Анжела очень боялась, что, если я поеду в Москву недостаточно подготовленным и не поступлю, это слишком сильно травмирует меня, учитывая мою восприимчивость к неудачам, и надолго отобьёт у меня охоту к музыке – как некогда у неё самой. Весь год она, обделяя вниманием мужа и ребёнка, всё свободное время тратила на меня. У неё была высшая цель: вдохнуть в прекрасную, но холодную статую – то есть в меня – жизнь. Один бог знает, как тяжело ей это далось. Драмы оперных страдальцев были мне непонятны. Они казались мне нелепыми. Как я мог понять, что они чувствуют, если никогда не чувствовал этого сам? И Анжела пошла на хитрость. Она решила, что самое время погрузить меня в мои собственные чувства, напомнив о страданиях, которые я сам пережил. Она заставила меня вспомнить безмолвие, бессловесность, беспомощность. Ты хочешь воды – а тебя вместо этого тепло укутывают. Ты хочешь бегать – а тебя привязывают к стулу. Ты хочешь есть – а тебя укладывают спать и закрывают дверь на ключ. Ты хочешь быть свободным – а тебя делают рабом.

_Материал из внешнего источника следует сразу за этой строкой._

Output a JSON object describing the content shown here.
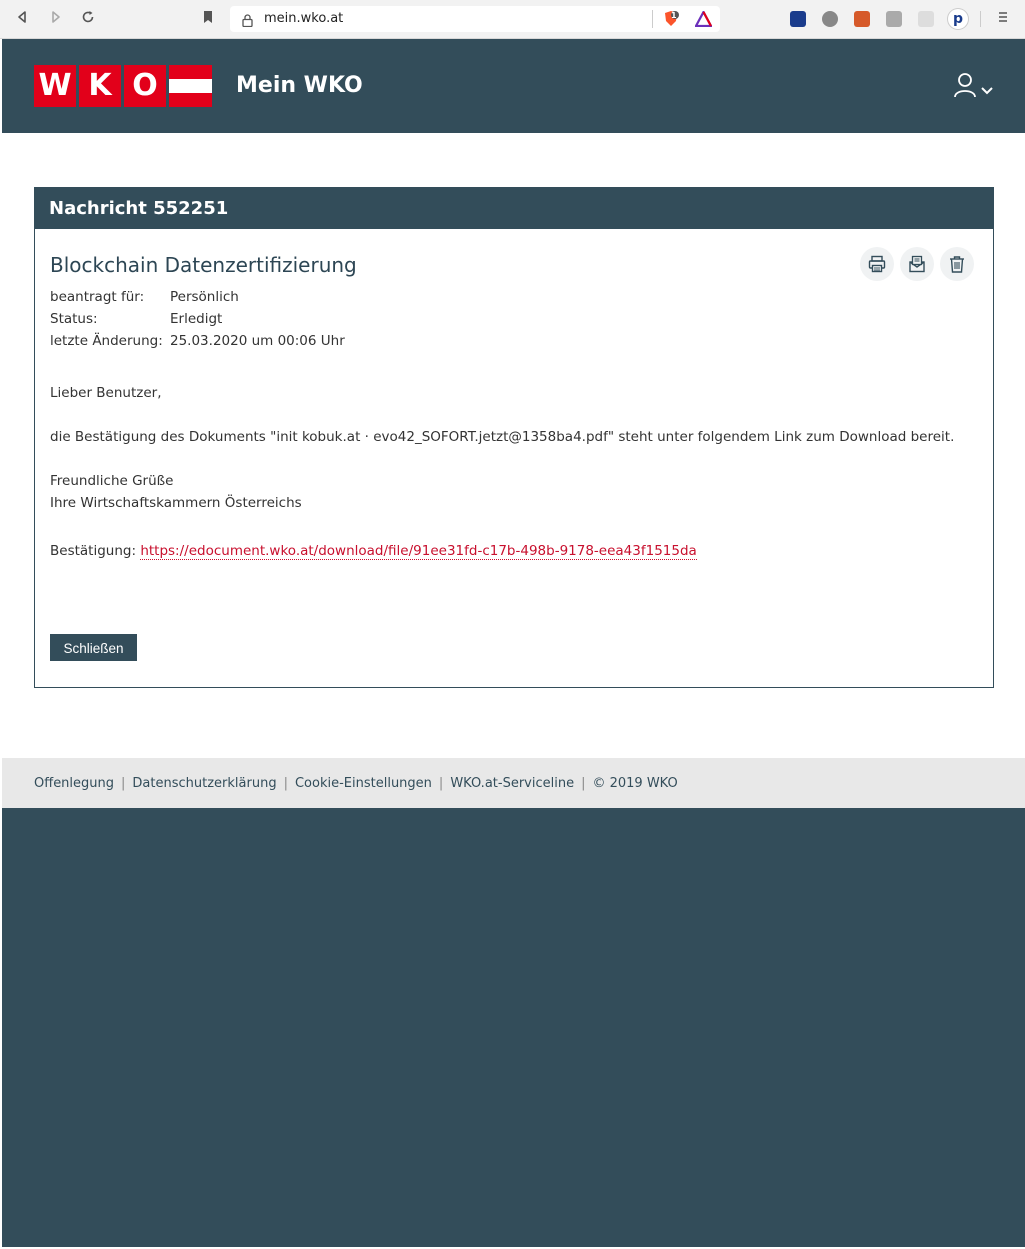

Я хорошо помнил это время, хоть и заставлял себя о нём забыть. И Анжела как будто специально расковыривала и расковыривала мои старые раны.
– Представь, – говорила она, – что ты в клетке. И клетка становится всё теснее и теснее. Тебе нечем дышать. Ты хочешь выбраться и думаешь, что если будешь бежать, стены поддадутся под твоим напором и рухнут. Но стены сильнее тебя. Ты запыхался, устал, промок, но нисколько не приблизился к освобождению. Тебе кажется, что ты прошёл длинный путь, но, оглянувшись, понимаешь, что бежал на месте. А силы твои уже на исходе. Ты испытываешь боль в спине, в коленях. Нет воздуха. Ты вспотел. Представил?

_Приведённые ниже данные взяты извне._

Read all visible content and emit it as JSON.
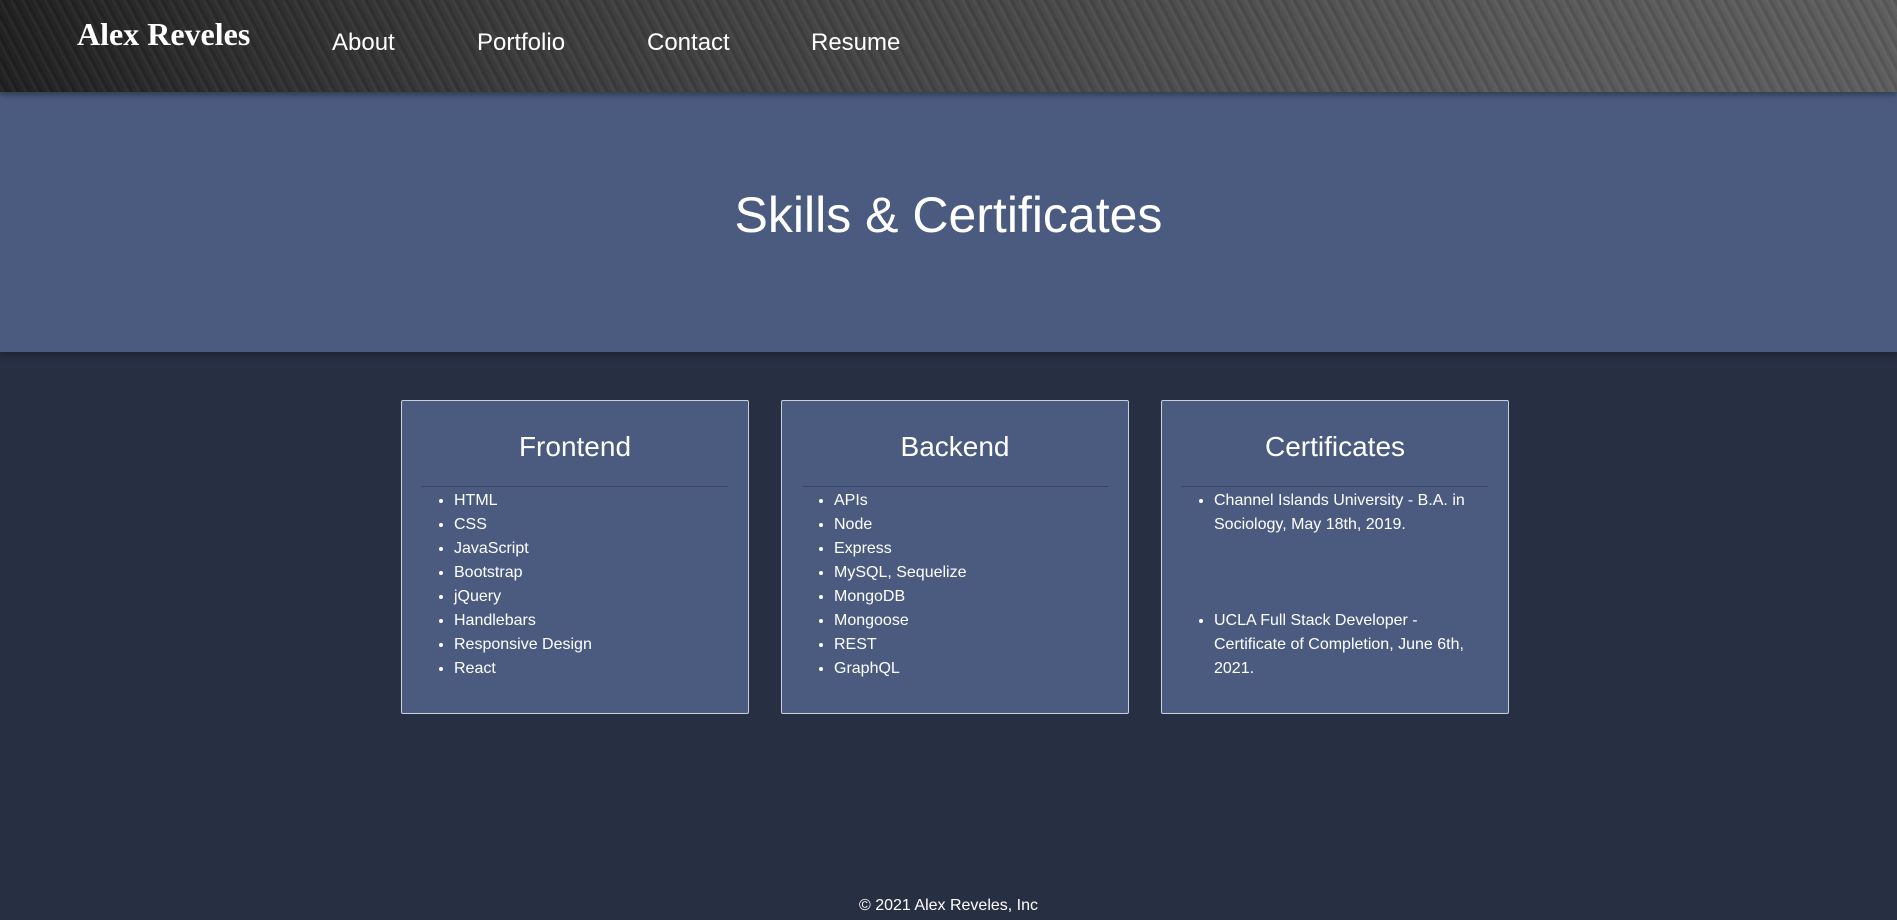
{
  "header": {
    "brand": "Alex Reveles",
    "nav": [
      "About",
      "Portfolio",
      "Contact",
      "Resume"
    ]
  },
  "hero": {
    "title": "Skills & Certificates"
  },
  "cards": {
    "frontend": {
      "title": "Frontend",
      "items": [
        "HTML",
        "CSS",
        "JavaScript",
        "Bootstrap",
        "jQuery",
        "Handlebars",
        "Responsive Design",
        "React"
      ]
    },
    "backend": {
      "title": "Backend",
      "items": [
        "APIs",
        "Node",
        "Express",
        "MySQL, Sequelize",
        "MongoDB",
        "Mongoose",
        "REST",
        "GraphQL"
      ]
    },
    "certificates": {
      "title": "Certificates",
      "items": [
        "Channel Islands University - B.A. in Sociology, May 18th, 2019.",
        "UCLA Full Stack Developer - Certificate of Completion, June 6th, 2021."
      ]
    }
  },
  "footer": {
    "text": "© 2021 Alex Reveles, Inc"
  },
  "colors": {
    "page_bg": "#272f42",
    "panel_bg": "#4b5b80",
    "text": "#ffffff"
  }
}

Я лишь тупо на неё посмотрел. Казалось, она схватила меня за волосы и уткнула в мой самый страшный кошмар. Я сказал:
– Мне больно.
Она лишь удовлетворённо кивнула и протянула мне листок с нотами.
–
Я вслух прочитал слова. Они были возвышенными, пожалуй, даже слишком возвышенными для меня, но отлично ложились в партитуру, и это был как раз тот предел, который для меня досягаем. Поэтому я принял их безо всяких возражений.

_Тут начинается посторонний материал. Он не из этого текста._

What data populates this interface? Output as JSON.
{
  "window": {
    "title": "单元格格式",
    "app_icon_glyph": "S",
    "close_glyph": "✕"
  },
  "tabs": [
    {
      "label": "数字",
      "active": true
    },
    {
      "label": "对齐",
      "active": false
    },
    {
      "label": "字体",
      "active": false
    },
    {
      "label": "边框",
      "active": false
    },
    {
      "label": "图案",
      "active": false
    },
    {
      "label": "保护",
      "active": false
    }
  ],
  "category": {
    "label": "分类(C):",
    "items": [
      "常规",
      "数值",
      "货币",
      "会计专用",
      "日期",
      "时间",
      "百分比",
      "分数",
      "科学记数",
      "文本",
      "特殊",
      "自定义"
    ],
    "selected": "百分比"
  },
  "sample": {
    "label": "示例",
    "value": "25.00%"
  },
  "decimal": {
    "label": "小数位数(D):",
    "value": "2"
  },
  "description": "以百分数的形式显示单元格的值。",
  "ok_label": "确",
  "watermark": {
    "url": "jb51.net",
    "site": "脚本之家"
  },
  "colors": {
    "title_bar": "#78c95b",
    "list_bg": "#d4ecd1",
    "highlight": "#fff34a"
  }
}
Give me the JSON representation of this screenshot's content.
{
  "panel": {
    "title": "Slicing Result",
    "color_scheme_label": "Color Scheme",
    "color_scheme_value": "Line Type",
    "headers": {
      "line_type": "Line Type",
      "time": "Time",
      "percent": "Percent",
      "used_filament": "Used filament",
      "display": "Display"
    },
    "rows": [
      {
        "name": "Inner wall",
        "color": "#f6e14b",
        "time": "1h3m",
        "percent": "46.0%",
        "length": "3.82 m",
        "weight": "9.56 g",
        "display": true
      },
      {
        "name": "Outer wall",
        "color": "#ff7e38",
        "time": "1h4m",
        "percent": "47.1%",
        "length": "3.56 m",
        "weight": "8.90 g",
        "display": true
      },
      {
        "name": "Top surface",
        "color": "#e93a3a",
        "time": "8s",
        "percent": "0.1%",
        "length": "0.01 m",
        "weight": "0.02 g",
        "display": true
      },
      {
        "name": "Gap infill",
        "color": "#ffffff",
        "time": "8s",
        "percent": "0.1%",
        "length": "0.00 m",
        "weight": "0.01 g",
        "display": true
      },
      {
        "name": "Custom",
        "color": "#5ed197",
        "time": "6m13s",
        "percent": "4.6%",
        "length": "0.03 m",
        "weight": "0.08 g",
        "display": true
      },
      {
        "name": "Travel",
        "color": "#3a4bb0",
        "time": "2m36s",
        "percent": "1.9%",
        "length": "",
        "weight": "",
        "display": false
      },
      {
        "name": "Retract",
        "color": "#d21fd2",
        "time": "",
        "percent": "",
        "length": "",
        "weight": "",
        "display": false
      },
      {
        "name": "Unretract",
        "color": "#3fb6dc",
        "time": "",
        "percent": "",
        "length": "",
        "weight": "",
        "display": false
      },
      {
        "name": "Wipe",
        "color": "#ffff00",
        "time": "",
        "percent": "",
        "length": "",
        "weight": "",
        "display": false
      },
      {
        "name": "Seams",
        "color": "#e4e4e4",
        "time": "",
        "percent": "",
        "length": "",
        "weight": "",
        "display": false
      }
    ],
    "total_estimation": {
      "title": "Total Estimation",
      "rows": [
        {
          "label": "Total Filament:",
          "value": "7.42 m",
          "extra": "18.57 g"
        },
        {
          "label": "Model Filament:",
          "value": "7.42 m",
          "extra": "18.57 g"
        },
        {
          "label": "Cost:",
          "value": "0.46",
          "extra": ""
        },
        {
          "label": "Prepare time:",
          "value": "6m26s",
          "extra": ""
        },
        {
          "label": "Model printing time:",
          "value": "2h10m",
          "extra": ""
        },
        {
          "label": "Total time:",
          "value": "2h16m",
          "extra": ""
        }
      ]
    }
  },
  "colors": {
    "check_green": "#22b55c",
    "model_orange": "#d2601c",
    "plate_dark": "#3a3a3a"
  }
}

– Не зря мы с тобой корпели над немецким, – заискрилась Анжела. – Итак, Сизифов голос.
Анжела проиграла всю партитуру. Гордость и нежность пронзили меня. Музыка, написанная специально под мой голос, была прекрасна: грустная и окрыляющая, трагичная и бодрящая. Я помню каждую ноту, каждый звук, каждое слово.
Александр Петрович впервые за долгое время похвалил меня. Но Анжела не дала мне возможности порадоваться победе.
– Теперь ты понял, как можно разбудить героя в себе, оживить его. Через собственные страдания. Зритель не глупый – он сразу видит, знает ли исполнитель, о чём поёт, или только имитирует чувства.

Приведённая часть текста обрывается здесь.